Our independence movement was multi-faceted. In it were constitutionalists like the early founders of the Congress Party, the so-called early “terrorists” like Khudiram Bose, revolutionary socialists like Bhagat Singh and others, the militant Ghadar rebels and the Indian Independence League,  the advocates of civil disobedience like Nehru and Patel, and those who took to arms –  like Bose and his associates. All of them made enormous personal sacrifices, some were executed, others exiled or spent long years in jail. The one group that stayed away from all this is the Hindutvavadis, who are now trying to appropriate credit.

From the 1930s onwards all these forces jointly contributed to shape  an environment that eventually persuaded the British to go. As is infamously known, 150,000 British had ruled 300 million Indians and so the British knew that there were limits to ruling by repression. This became increasingly evident with the Quit India movement of 1942 which the British easily suppressed, but which was an alarm bell warning the British of a social and political breakdown that could, in the ultimate analysis, endanger them.

Bose’s bold move to ally with Germany and Japan would have been a masterstroke if he had had a better understanding of Nazism and Japanese imperialism. Both were predatory movements which carried out some of the worst war crimes of the century and the world is better off with their defeat. To think some good would have come out from an association with them strains credibility. Japanese pan-Asianism was skin-deep as not only the people in Korea and China learnt, but the people of our own Andaman & Nicobar Islands. As for the Nazis, their Aryan notions most certainly did not include any truck with India or support for Indian independence.  The minuscule INA could not operate independent of the Japanese forces, and eventually surrendered, along with the Japanese.

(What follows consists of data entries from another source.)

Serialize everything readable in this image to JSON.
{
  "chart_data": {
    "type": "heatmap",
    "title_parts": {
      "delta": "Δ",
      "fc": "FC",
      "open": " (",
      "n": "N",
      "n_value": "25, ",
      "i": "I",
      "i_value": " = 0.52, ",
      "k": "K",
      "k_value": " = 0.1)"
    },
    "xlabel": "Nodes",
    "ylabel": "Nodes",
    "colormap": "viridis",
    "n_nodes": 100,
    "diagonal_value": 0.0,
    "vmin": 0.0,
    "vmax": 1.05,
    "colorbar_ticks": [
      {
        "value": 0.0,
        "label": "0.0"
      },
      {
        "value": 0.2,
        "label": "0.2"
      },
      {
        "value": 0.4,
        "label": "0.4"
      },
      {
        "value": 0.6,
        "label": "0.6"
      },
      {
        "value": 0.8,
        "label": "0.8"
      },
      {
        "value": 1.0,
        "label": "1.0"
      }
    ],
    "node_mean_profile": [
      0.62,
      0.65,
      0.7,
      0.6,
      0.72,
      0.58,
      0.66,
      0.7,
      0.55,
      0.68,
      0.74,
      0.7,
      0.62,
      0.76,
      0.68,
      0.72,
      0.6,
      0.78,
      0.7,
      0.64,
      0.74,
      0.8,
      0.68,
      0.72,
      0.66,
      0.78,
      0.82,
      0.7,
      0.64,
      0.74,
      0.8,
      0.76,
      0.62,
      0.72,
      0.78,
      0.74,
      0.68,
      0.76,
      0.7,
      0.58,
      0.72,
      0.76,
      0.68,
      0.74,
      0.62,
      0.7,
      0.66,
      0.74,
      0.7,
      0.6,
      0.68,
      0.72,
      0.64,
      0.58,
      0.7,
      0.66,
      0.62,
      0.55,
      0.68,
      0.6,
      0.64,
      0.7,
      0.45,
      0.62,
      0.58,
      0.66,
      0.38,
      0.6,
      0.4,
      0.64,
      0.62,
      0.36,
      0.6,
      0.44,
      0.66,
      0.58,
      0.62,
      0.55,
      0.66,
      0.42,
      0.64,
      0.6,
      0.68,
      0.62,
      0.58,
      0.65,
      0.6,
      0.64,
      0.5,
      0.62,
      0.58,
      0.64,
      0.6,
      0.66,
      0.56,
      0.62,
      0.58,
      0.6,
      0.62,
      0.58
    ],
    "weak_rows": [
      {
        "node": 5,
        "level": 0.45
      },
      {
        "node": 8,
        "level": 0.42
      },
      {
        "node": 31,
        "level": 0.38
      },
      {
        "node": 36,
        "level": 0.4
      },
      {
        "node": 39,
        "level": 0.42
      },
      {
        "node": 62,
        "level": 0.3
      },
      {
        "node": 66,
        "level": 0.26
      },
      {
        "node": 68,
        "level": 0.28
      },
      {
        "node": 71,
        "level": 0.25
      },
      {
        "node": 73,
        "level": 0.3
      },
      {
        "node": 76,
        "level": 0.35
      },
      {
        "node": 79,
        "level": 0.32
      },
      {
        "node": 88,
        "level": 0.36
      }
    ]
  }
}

The British would have been quite  comfortable in 1945 having defeated the Japanese and the INA and, for that matter the Quit India movement, but they had already felt the earth shaking from beneath their feet in India.

The historian Patrick French has written, based on his study of the British Indian Political Intelligence (IIPI) papers, that  by the early 1940s, “the British realized rule in the subcontinent had been destabilized to a fatal degree”.  This was not a sudden development, but something that developed through the previous decade beginning with Gandhi’s  famous second Disobedience Movement in 1930, and something that the IPI was tracking closely.

The fact that Bose had been able to gather a large number of Indians ready to make war on the British came with a rush of mutinies after the war such as the RIN Mutiny of 1946. Though many of these related, at least initially, to the service conditions of the personnel, they only seemed to confirm that the Indian Army could not be trusted to support the British beyond a point of time.

So Bose’s movement, layered upon the existing template of the ongoing freedom struggle, played an invaluable role in its outcome by adding to British insecurities. But from here to give the INA some kind of  centrality in the freedom movement,  as the installation of Bose’s statute in India Gate in New Delhi seems to suggest, is simply inaccurate.

Not surprisingly, even before the war ended, Lord Wavell, the British Viceroy formulated his “Breakdown Plan”. Afraid of  a general uprising across the country, in 1946 he suggested virtual abandonment of the country after dividing it into India and Pakistan by a certain date. Instead of a controlled British departure suggested by Wavell, what we got was a precipitate one, which was accompanied by the horrors of communal violence beginning with  the Calcutta killings of 1946 and their culmination in Punjab after Partition.

The central figure of the national movement was the man who was assassinated on January 30, 1948 precisely because he was the central figure. After all, Nehru or Patel could easily have been targets as well. And we would do well to remember that the Mahatma was done in by forces that had not lifted a finger for the independence of India, and had in some instances aided the British in repressing the Indian national movement. It was probably the first act in the brazen conspiracy to appropriate the freedom movement. We are seeing the second and third acts now.